FermatMind is not against attraction or passion. The issue is where you place them. Passion can be the spark that starts a relationship; it cannot replace the structure that keeps one alive.
You may lean toward the intimacy-growth script. You need more than surface energy; you need to be heard and met in deeper topics. If you are repeatedly carried away by high attraction, the relationship may begin with sparks and end in disappointment because understanding is missing.
You may lean toward the stable-partner or practical-negotiation scripts. You are not seeking dramatic peaks as much as the ability to move through life, carry responsibilities, and face reality together. Your common mistake is reading “not that stimulating” as “not enough love.”
You may be drawn to high-passion or playful-testing scripts. Low-volatility, low-density relationships may quickly bore you. Your reminder is that high stimulation must appear with high responsibility, or it only makes the short term feel alive.
You may slide toward the anxious-possessive script. What you want is not necessarily more passion, but clearer certainty. The problem is that the more you try to grab safety, the more suffocating the relationship can become.

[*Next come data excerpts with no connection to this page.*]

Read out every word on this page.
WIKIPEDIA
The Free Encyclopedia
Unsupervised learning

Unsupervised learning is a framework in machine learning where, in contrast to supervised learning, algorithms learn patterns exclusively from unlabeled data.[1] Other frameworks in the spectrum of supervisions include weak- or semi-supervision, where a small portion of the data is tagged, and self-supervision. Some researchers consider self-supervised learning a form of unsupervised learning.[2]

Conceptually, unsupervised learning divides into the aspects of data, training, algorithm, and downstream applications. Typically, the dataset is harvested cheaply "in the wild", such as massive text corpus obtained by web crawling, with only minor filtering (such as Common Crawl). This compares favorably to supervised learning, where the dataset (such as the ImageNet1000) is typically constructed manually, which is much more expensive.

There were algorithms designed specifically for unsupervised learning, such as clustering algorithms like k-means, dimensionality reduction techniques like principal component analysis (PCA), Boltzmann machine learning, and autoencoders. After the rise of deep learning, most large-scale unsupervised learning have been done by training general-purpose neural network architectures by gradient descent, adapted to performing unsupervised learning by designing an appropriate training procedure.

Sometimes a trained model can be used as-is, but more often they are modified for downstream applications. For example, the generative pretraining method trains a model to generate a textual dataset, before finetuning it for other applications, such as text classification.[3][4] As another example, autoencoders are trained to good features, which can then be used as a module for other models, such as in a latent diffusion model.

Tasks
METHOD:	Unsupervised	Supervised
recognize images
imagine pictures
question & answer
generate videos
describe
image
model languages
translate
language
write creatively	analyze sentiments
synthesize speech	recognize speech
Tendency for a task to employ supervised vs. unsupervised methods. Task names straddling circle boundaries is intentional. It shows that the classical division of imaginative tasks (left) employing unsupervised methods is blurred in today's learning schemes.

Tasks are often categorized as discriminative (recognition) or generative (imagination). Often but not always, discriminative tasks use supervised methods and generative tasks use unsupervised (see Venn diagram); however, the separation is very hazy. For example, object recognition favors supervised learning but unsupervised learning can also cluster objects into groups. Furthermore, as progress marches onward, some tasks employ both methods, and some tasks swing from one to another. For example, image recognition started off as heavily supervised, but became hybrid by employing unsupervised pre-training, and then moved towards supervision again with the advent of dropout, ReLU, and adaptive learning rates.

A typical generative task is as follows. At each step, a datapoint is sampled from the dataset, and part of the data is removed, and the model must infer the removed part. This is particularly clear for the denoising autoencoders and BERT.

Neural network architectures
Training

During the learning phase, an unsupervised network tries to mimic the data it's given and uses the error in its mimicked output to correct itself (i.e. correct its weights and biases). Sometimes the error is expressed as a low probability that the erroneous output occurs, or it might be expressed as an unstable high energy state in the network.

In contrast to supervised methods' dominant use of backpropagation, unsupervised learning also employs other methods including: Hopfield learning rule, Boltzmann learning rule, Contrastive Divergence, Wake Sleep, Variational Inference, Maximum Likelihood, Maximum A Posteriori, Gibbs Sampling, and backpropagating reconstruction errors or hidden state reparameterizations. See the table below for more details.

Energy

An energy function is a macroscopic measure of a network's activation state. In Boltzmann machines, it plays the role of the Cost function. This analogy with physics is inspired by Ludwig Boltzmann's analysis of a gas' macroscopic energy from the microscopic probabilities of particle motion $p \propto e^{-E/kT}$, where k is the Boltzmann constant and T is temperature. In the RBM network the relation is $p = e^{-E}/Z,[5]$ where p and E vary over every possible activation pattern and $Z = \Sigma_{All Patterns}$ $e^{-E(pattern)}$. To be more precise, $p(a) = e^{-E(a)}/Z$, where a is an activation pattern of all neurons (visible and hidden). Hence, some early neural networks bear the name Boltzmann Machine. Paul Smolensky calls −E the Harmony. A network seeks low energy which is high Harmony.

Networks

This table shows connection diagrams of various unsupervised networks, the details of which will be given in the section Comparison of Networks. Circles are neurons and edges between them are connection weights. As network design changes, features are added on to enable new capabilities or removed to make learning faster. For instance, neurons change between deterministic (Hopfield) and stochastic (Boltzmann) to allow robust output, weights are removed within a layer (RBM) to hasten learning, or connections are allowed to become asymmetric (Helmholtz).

The work is often not proving who loves more, but repairing your safety base outside the relationship.
Rate each statement from 1 to 5. The highest cluster usually points to the script you currently prefer.
| Statement | Script clue |
|---|---|
| I need sustained, deep conversation with a partner or I cannot fully invest. | Intimacy-growth |
| If a relationship cannot land in real-life cooperation, I feel less and less safe. | Stable-partner / Practical-negotiation |
| Without obvious sparks and freshness, I quickly question whether the relationship is worth continuing. | High-passion / Playful-testing |
| I often judge whether I am loved by the other person’s response speed and changes in attitude. | Anxious-possessive |
| I easily use caring for someone as proof that I deserve love. | Self-sacrificing |
| I seriously evaluate compatibility in money, time, and daily rhythm. | Practical-negotiation |
| I need both depth and stability; I do not want the relationship to run only on intense emotion. | Intimacy-growth / Stable-partner |
| I care more about whether someone can carry things with me than whether they only say beautiful words. | Stable-partner |
The following studies support the article framework and risk reminders. This public-facing draft preserves the research logic without turning statistical associations into deterministic claims.
[1] Sternberg, R. J. (1986). A Triangular Theory of Love. Psychological Review, 93(2), 119-135. DOI: 10.1037/0033-295X.93.2.119.
[2] Hendrick, C., & Hendrick, S. (1986). A Theory and Method of Love. Journal of Personality and Social Psychology, 50(2), 392-402. DOI: 10.1037/0022-3514.50.2.392.
[3] Davis, K. E., & Latty-Mann, H. (1987). Love Styles and Relationship Quality: A Contribution to Validation. Journal of Social and Personal Relationships, 4(4), 409-428. DOI: 10.1177/0265407587044002.
[4] Taraban, C. B., & Hendrick, C. (1995). Personality Perceptions Associated with Six Styles of Love. Journal of Social and Personal Relationships, 12(3), 451-463. DOI: 10.1177/0265407595123008.
[5] Acker, M., & Davis, M. H. (1992). Intimacy, Passion and Commitment in Adult Romantic Relationships: A Test of the Triangular Theory of Love. Journal of Social and Personal Relationships, 9(1), 21-50. DOI: 10.1177/0265407592091002.